Contemporary art expanded from Giza to downtown Cairo, where Art D’Égypte had also installed works by over hundred mainly Egyptian artists across the neighborhood’s various sites, including disused storefronts, a historic movie theatre, a former body shop, and few cultural venues. Cairo’s first movie theater Cinema Radio, which remained closed for forty years after its adjacent stage hosted iconic singers such as Umm Kulthum, exhibited hundred cat sculptures commissioned to fifty-four artists in response to the city’s vast stray cat population and the poignancy of the feline symbol in ancient Egypt. Perched on the main theater’s red velvet chairs, the cats included Marwan Sabra’s acrylic-painted ceramic figure and Rana Azab’s yellow sculpture with a bead-encrusted head.
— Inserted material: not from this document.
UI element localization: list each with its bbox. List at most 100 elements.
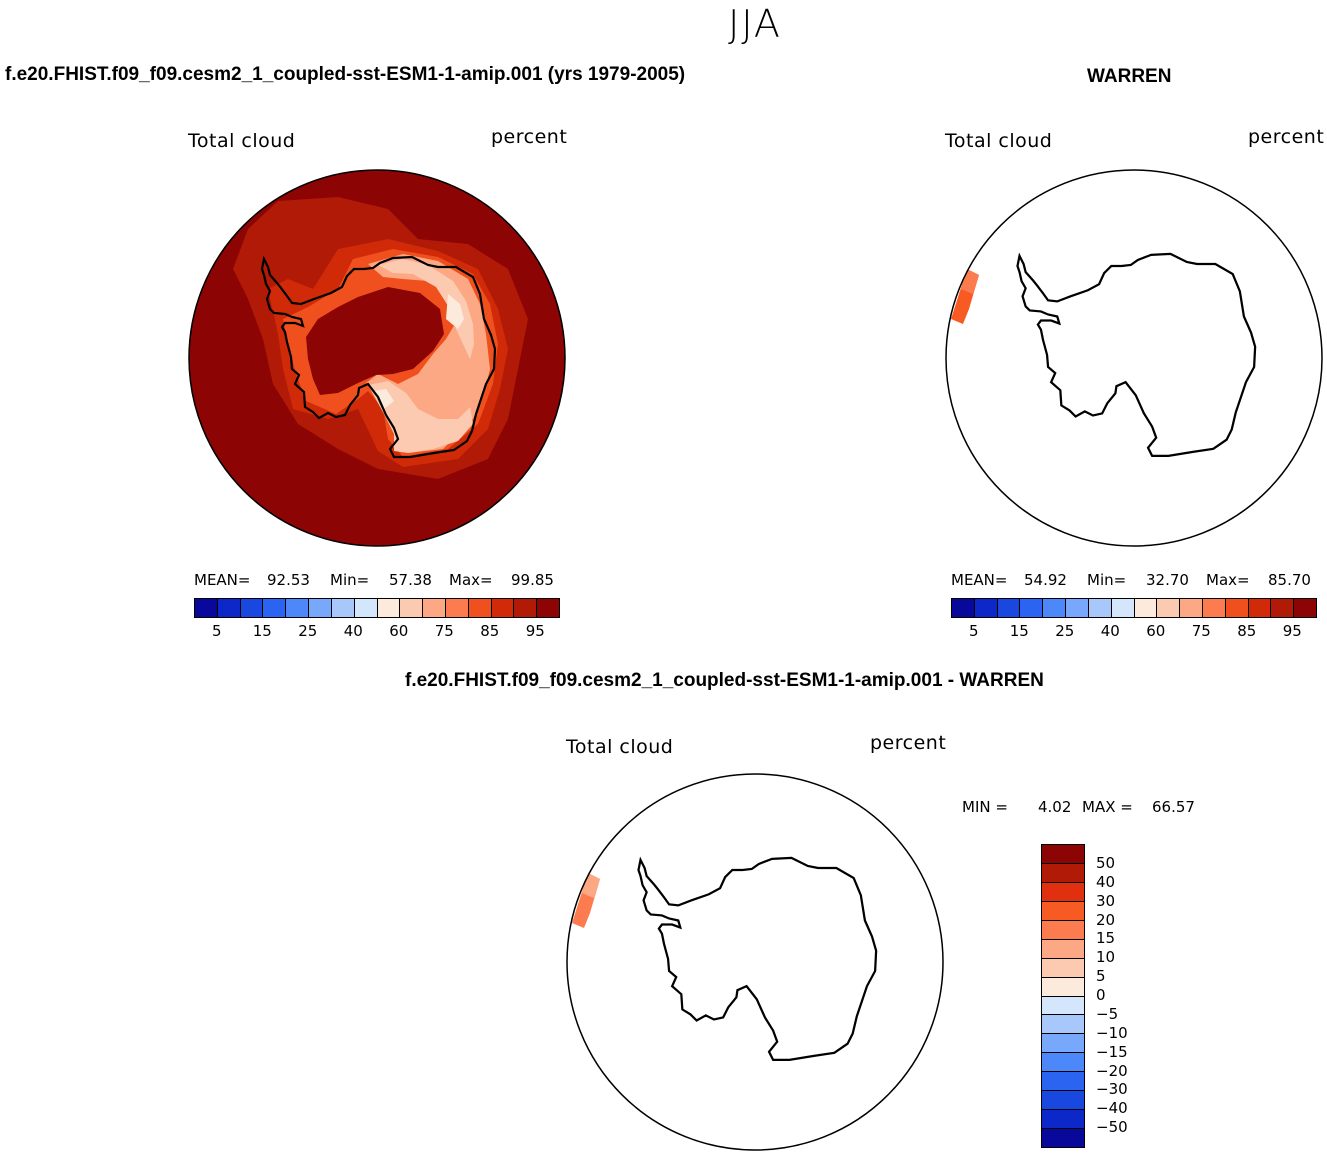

An abandoned car repair shop on Nabarawy street in walking distance to the city’s bustling Tahrir Square by the Nile River hosted a large display of artists whose works were installed in response to the venue’s ambiance characterized by its former use. Christian Pellizari’s twenty feet long serpentine sculpture featured 150 pieces of Murano glass, suspended from the ceiling of a vacant storage unit towards the pile of sand covering the floor. Four abstract acrylic paintings by Essa Abo Elsaoud transported pastel hues in sharp features into the empty nooks of a crumbling wooden cabinet. “My grandmother lived in downtown Cairo,” said Abdel-Ghaffar about the neighborhood that captures the Egyptian capital’s soul with a medley of cultural sites such as the Egyptian Museum, the energetic Zamalek island, and the panoramic Nile stretch. “We are talking to everyone, from the little downtown kid who walks into one of the shows to the tourist here to see the Pyramids and an international curator.”
As the sun beams in the sky left the stage for orange haze with the dusk, the earthy glow over the plateau—as well as the twelve public sculptures on site until November 30—changed into a nocturnal mystery. With night came the celebration of Forever Is Now, right by the Pyramids awash in a dramatic lighting. After speeches by Abdel-Ghaffar and Egypt’s Minister of Foreign Affairs Sameh Shoukry followed the local opera band Fabrica’s concert. A full moon and some desert breeze later made for the crowd easier to respond to the inviting Arabic pop. “There is a transcendence between our past and the present—and artists today are the lens of the society,” Abdel-Ghaffar added.
Forever Is Now II is open to the public for free until November 30.